Ik luister vrijwel dagelijks naar leed. Uur na uur.
Ik hoor mensen aan die zijn misbruikt. Of de dood in de ogen hebben gekeken. Mensen die niet meer naar buiten durven. Slachtoffers die met veel pijn en moeite verklaren waarom hun leven ineens een hel geworden is. Waarom ze nog altijd een gevangene zijn van hun eigen angst.
Ik luister naar deskundigen die vrezen dat het nooit meer echt goed zal komen met het slachtoffer. Naar tragisch onderbroken levens. Naar dromen die ooit haalbaar leken.
Maar ineens niet meer.
En vaak gaat het langs me heen.
In de rechtbank komt het leed met kilo’s tegelijk. Bijna voorspelbaar. Je vult in wat je al zo vaak hebt gehoord. Het is onderdeel geworden van het spel.
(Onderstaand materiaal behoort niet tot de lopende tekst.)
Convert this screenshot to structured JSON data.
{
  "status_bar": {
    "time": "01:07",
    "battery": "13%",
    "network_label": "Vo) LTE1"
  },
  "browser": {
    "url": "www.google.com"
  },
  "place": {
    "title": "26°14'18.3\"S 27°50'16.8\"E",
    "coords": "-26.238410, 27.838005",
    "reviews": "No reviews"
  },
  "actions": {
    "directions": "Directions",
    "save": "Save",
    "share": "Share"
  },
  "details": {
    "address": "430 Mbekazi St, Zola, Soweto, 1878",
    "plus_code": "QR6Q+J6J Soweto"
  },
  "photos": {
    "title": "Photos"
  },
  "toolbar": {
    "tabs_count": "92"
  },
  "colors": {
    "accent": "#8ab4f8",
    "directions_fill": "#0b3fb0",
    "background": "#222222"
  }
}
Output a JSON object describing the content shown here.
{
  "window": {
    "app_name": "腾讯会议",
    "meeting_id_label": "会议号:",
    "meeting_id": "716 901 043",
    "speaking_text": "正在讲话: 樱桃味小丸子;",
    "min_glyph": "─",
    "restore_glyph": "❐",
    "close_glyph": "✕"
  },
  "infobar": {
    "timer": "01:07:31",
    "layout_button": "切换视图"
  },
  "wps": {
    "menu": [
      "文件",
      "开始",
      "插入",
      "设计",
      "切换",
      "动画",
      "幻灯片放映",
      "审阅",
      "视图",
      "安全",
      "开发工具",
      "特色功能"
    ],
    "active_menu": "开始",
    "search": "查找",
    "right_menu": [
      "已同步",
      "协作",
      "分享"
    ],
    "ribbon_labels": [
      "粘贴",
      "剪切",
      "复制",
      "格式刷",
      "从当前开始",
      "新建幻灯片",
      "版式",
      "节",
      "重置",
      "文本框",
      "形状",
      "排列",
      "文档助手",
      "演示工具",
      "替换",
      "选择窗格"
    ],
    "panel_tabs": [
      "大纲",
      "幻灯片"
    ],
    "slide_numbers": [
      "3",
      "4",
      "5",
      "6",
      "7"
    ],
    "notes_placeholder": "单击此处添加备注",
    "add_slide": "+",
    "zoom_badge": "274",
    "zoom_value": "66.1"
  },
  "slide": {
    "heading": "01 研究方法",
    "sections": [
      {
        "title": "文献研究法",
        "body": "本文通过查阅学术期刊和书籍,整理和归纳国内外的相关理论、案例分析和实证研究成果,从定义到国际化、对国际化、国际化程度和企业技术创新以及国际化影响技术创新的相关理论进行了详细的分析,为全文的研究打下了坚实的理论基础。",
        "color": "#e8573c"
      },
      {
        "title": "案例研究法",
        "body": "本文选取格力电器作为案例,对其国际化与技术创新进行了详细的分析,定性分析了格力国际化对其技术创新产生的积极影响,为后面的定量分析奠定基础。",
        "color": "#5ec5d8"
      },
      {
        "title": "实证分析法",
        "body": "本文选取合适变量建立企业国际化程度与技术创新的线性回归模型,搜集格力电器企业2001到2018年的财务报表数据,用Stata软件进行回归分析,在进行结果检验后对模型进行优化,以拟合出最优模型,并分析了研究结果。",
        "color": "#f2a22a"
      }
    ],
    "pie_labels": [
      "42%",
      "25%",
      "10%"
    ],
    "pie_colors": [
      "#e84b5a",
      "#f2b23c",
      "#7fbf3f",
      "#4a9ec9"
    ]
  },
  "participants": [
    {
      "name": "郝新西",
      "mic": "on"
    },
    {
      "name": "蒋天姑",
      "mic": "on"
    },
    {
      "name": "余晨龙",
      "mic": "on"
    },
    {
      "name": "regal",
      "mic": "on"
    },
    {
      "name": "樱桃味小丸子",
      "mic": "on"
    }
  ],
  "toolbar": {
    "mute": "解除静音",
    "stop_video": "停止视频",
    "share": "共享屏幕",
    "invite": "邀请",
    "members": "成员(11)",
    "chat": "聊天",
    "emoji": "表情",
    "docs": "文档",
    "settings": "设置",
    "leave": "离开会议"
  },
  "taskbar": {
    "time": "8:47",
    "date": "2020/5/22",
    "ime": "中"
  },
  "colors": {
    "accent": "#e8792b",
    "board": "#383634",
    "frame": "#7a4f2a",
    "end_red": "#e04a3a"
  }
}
Tot het moment dat iets je echt raakt. Het detail.
Onvermijdelijk. En altijd wanneer je er niet op bedacht bent. Vaak is het maar een kort zinnetje. Soms een enkel woord.
Van een zelfstandige vrouw die midden in het leven stond. En ineens niets meer kon. Omdat een goede kennis zijn handen niet thuis kon houden.
,,Ik kan de hele dag wel onder de douche staan, maar ik voel me nog steeds smerig. Ik twijfel over een aangifte. Hij heeft een gezin. Ik voel die verantwoordelijkheid.”
Van een vader die de gewelddadige dood van zijn zoon een plek moet geven, maar dat eigenlijk niet kan.
,,Waarom. Waarom. Waarom hij? Nooit meer feest. Dit is voor iedereen een drama.”
Van een bejaard slachtoffer van een overval die zich ernstig zorgen maakt om de dader.
,,Hij is nog zo jong. Wat moet er van hem worden?”
En van een man die door een noodlottig ongeluk bestolen is van zijn dierbaarste bezit.
,,Het is vreselijk. Maar zij zou het wel geweten hebben. Ik moet door. Van haar. En hij ook. Verdachte of niet.”
U kent die details niet. Ze halen zelden de krantenkolommen. En u zult ze zeker niet horen als de politiek orakelt over strenge straffen. Over hardwerkende Nederlanders die de criminaliteit zat zijn en nu toch echt eens daadkrachtig optreden eisen.
Omdat we dan met zijn allen eindelijk eens veilig door het leven kunnen. De ultieme bescherming tegen de boeven. Tegen ‘die andere mensen’.
Ik hoor die details wel. Keer op keer.
En ik geloof niet meer in het recht op veiligheid.
Het leven is te grillig om iets te eisen dat er nooit is geweest. Om een gemakzuchtige verdeling te maken tussen goed en kwaad.
We identificeren ons met het grootste gemak met het slachtoffer. Omdat niemand slachtoffer wil zijn.
En vergeten voor het gemak hoe makkelijk het soms is om dader te worden.